CN-115273221-B - Video surface examination assisting method, device, equipment and storage medium

CN115273221BCN 115273221 BCN115273221 BCN 115273221BCN-115273221-B

Abstract

The invention relates to the technical field of artificial intelligence, and discloses a video surface examination auxiliary method, device, equipment and storage medium, which are used for improving the identification accuracy of fraudulent conduct in video surface examination.
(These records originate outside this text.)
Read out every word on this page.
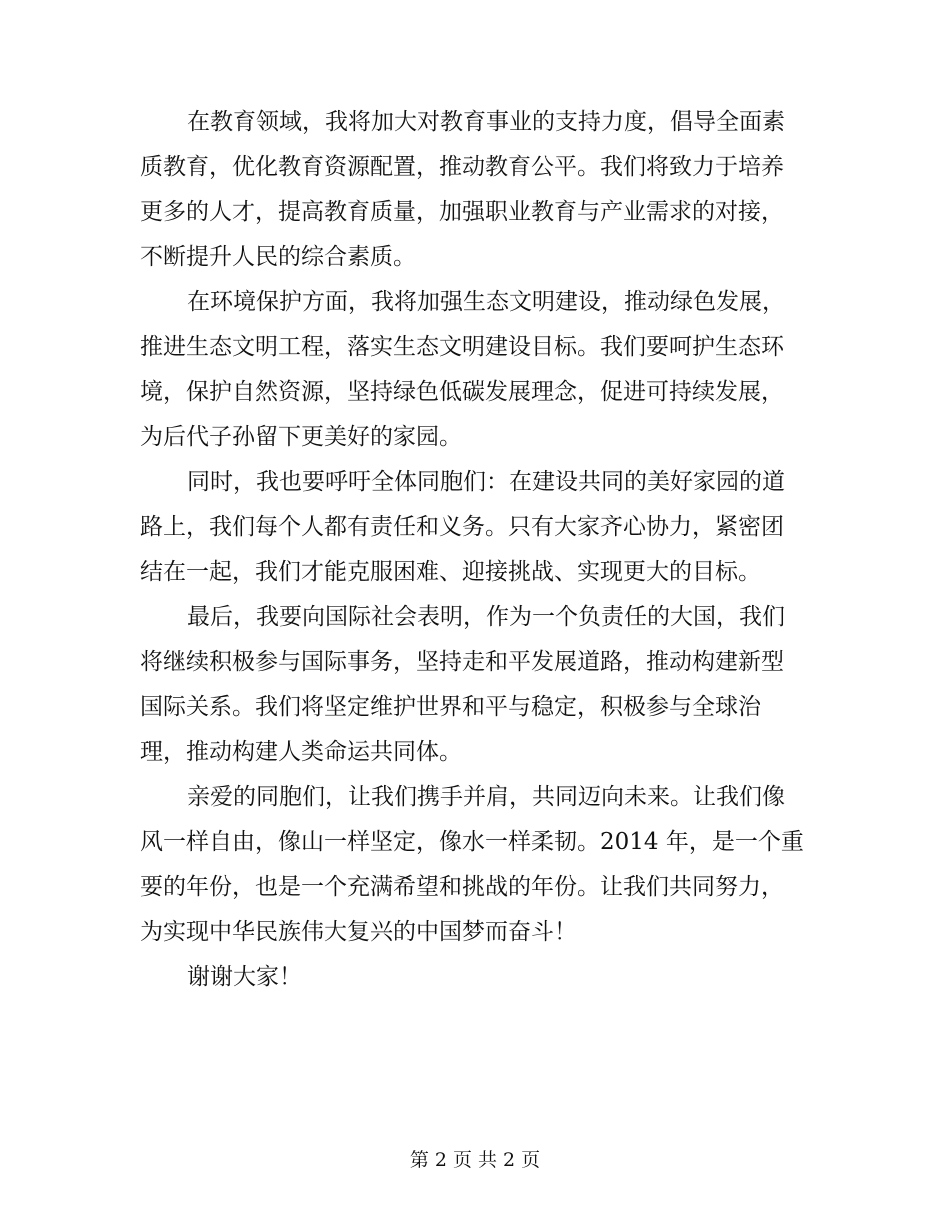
在教育领域，我将加大对教育事业的支持力度，倡导全面素
质教育，优化教育资源配置，推动教育公平。我们将致力于培养
更多的人才，提高教育质量，加强职业教育与产业需求的对接，
不断提升人民的综合素质。
在环境保护方面，我将加强生态文明建设，推动绿色发展，
推进生态文明工程，落实生态文明建设目标。我们要呵护生态环
境，保护自然资源，坚持绿色低碳发展理念，促进可持续发展，
为后代子孙留下更美好的家园。
同时，我也要呼吁全体同胞们：在建设共同的美好家园的道
路上，我们每个人都有责任和义务。只有大家齐心协力，紧密团
结在一起，我们才能克服困难、迎接挑战、实现更大的目标。
最后，我要向国际社会表明，作为一个负责任的大国，我们
将继续积极参与国际事务，坚持走和平发展道路，推动构建新型
国际关系。我们将坚定维护世界和平与稳定，积极参与全球治
理，推动构建人类命运共同体。
亲爱的同胞们，让我们携手并肩，共同迈向未来。让我们像
风一样自由，像山一样坚定，像水一样柔韧。2014 年，是一个重
要的年份，也是一个充满希望和挑战的年份。让我们共同努力，
为实现中华民族伟大复兴的中国梦而奋斗！
谢谢大家！
第 2 页 共 2 页
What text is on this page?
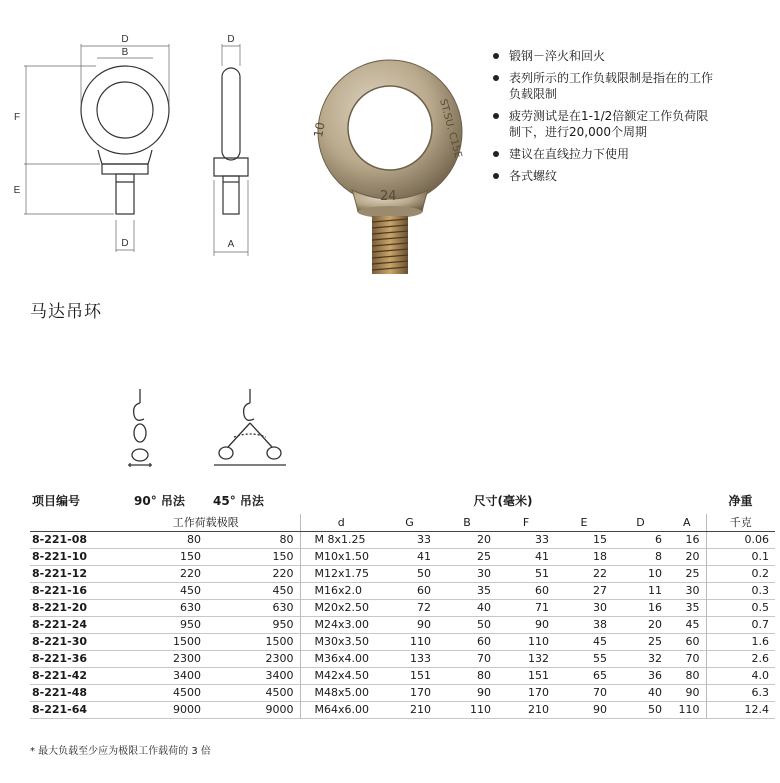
D
B
F
E
D
D
A
10
24
ST.SU. C15E
锻钢－淬火和回火
表列所示的工作负载限制是指在的工作
负载限制
疲劳测试是在1-1/2倍额定工作负荷限
制下，进行20,000个周期
建议在直线拉力下使用
各式螺纹
马达吊环
项目编号	90° 吊法	45° 吊法	尺寸(毫米)							净重
	工作荷载极限		d	G	B	F	E	D	A	千克
8-221-08	80	80	M 8x1.25	33	20	33	15	6	16	0.06
8-221-10	150	150	M10x1.50	41	25	41	18	8	20	0.1
8-221-12	220	220	M12x1.75	50	30	51	22	10	25	0.2
8-221-16	450	450	M16x2.0	60	35	60	27	11	30	0.3
8-221-20	630	630	M20x2.50	72	40	71	30	16	35	0.5
8-221-24	950	950	M24x3.00	90	50	90	38	20	45	0.7
8-221-30	1500	1500	M30x3.50	110	60	110	45	25	60	1.6
8-221-36	2300	2300	M36x4.00	133	70	132	55	32	70	2.6
8-221-42	3400	3400	M42x4.50	151	80	151	65	36	80	4.0
8-221-48	4500	4500	M48x5.00	170	90	170	70	40	90	6.3
8-221-64	9000	9000	M64x6.00	210	110	210	90	50	110	12.4
* 最大负载至少应为极限工作载荷的 3 倍
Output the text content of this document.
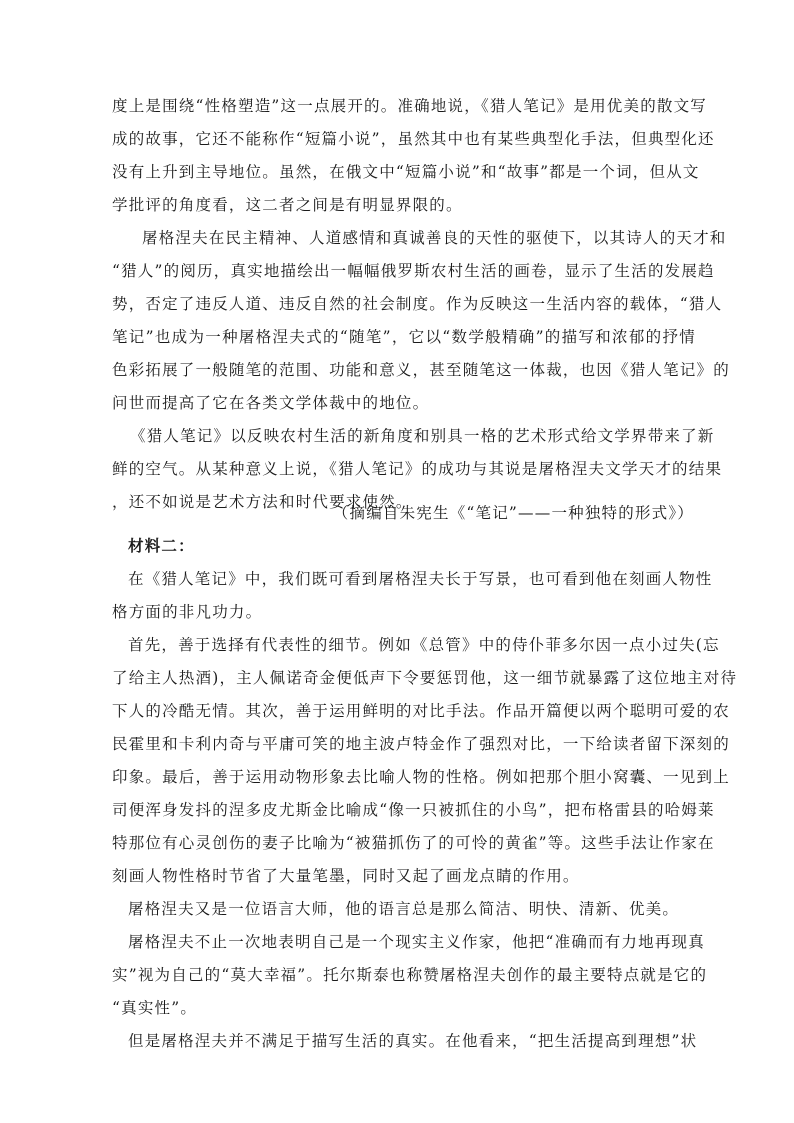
度上是围绕“性格塑造”这一点展开的。准确地说，《猎人笔记》是用优美的散文写
成的故事，它还不能称作“短篇小说”，虽然其中也有某些典型化手法，但典型化还
没有上升到主导地位。虽然，在俄文中“短篇小说”和“故事”都是一个词，但从文
学批评的角度看，这二者之间是有明显界限的。
屠格涅夫在民主精神、人道感情和真诚善良的天性的驱使下，以其诗人的天才和
“猎人”的阅历，真实地描绘出一幅幅俄罗斯农村生活的画卷，显示了生活的发展趋
势，否定了违反人道、违反自然的社会制度。作为反映这一生活内容的载体，“猎人
笔记”也成为一种屠格涅夫式的“随笔”，它以“数学般精确”的描写和浓郁的抒情
色彩拓展了一般随笔的范围、功能和意义，甚至随笔这一体裁，也因《猎人笔记》的
问世而提高了它在各类文学体裁中的地位。
《猎人笔记》以反映农村生活的新角度和别具一格的艺术形式给文学界带来了新
鲜的空气。从某种意义上说，《猎人笔记》的成功与其说是屠格涅夫文学天才的结果
，还不如说是艺术方法和时代要求使然。
（摘编自朱宪生《“笔记”——一种独特的形式》）
材料二：
在《猎人笔记》中，我们既可看到屠格涅夫长于写景，也可看到他在刻画人物性
格方面的非凡功力。
首先，善于选择有代表性的细节。例如《总管》中的侍仆菲多尔因一点小过失(忘
了给主人热酒)，主人佩诺奇金便低声下令要惩罚他，这一细节就暴露了这位地主对待
下人的冷酷无情。其次，善于运用鲜明的对比手法。作品开篇便以两个聪明可爱的农
民霍里和卡利内奇与平庸可笑的地主波卢特金作了强烈对比，一下给读者留下深刻的
印象。最后，善于运用动物形象去比喻人物的性格。例如把那个胆小窝囊、一见到上
司便浑身发抖的涅多皮尤斯金比喻成“像一只被抓住的小鸟”，把布格雷县的哈姆莱
特那位有心灵创伤的妻子比喻为“被猫抓伤了的可怜的黄雀”等。这些手法让作家在
刻画人物性格时节省了大量笔墨，同时又起了画龙点睛的作用。
屠格涅夫又是一位语言大师，他的语言总是那么简洁、明快、清新、优美。
屠格涅夫不止一次地表明自己是一个现实主义作家，他把“准确而有力地再现真
实”视为自己的“莫大幸福”。托尔斯泰也称赞屠格涅夫创作的最主要特点就是它的
“真实性”。
但是屠格涅夫并不满足于描写生活的真实。在他看来，“把生活提高到理想”状
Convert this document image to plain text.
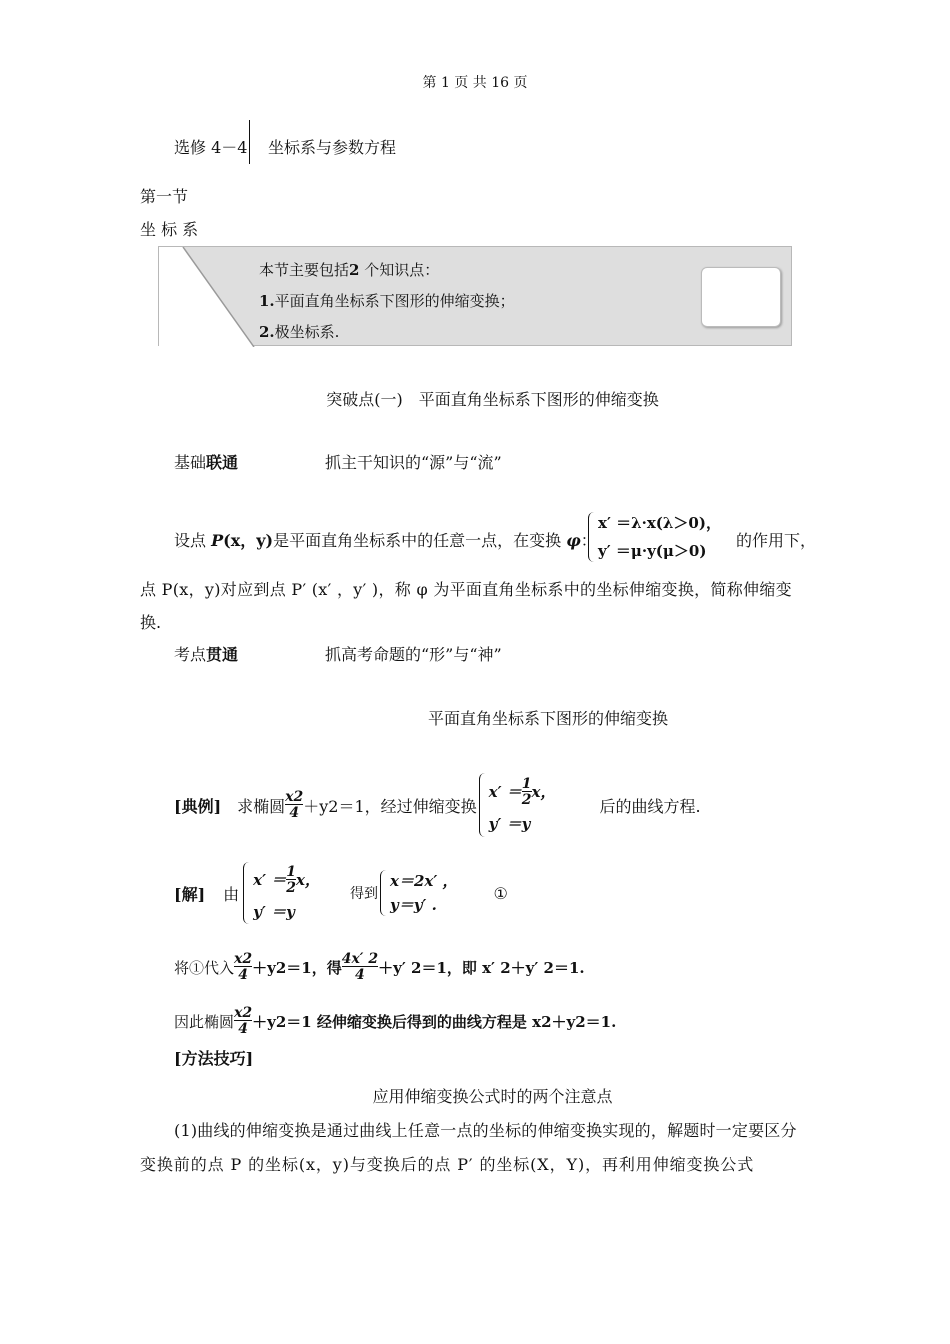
第 1 页 共 16 页
选修 4－4 坐标系与参数方程
第一节
坐 标 系
本节主要包括2 个知识点：
1.平面直角坐标系下图形的伸缩变换；
2.极坐标系.
突破点(一)　平面直角坐标系下图形的伸缩变换
基础联通	抓主干知识的“源”与“流”
设点 P(x，y)是平面直角坐标系中的任意一点，在变换 φ：
x′ ＝λ·x(λ＞0)，
y′ ＝μ·y(μ＞0)
的作用下，
点 P(x，y)对应到点 P′ (x′ ，y′ )，称 φ 为平面直角坐标系中的坐标伸缩变换，简称伸缩变
换.
考点贯通	抓高考命题的“形”与“神”
平面直角坐标系下图形的伸缩变换
[典例] 求椭圆 $\frac{x2}{4} +y2=1$，经过伸缩变换
$x' = \frac{1}{2}$ x，
y′ ＝y
后的曲线方程.
[解] 由
$x' = \frac{1}{2}$ x，
y′ ＝y
得到
x＝2x′ ，
y＝y′ .
①
将①代入 $\frac{x2}{4} +y2=1$，得 $\frac{4x' 2}{4} +y'$ 2＝1，即 x′ 2＋y′ 2＝1.
因此椭圆 $\frac{x2}{4} +y2=1$ 经伸缩变换后得到的曲线方程是 x2＋y2＝1.
[方法技巧]
应用伸缩变换公式时的两个注意点
(1)曲线的伸缩变换是通过曲线上任意一点的坐标的伸缩变换实现的，解题时一定要区分
变换前的点 P 的坐标(x，y)与变换后的点 P′ 的坐标(X，Y)，再利用伸缩变换公式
The video surface examination assisting method comprises the steps of obtaining corresponding audio and video data when an examination person and a target person are in a preset audio and video detection area, carrying out audio detection based on the audio and video data, carrying out recognition of various actions on the target person when the audio of the examination person is finished if the audio of the examination person exists in the audio and video data, enabling the various actions to comprise a gaze action, a head action and a hand action, determining that surface examination fraud behaviors exist on the target person if the gaze action accords with the preset gaze action, enabling the head action accords with the preset head action or the hand action forms shielding on the face of the target person, generating reminding information corresponding to the surface examination fraud behaviors, and sending the reminding information to a surface examination reminding terminal.

Inventors

XIONG WENSHUO
ZENG FANTAO
LIU YUYU

Assignees

平安科技（深圳）有限公司

Dates

Publication Date: 20260508
Application Date: 20220617

Claims (8)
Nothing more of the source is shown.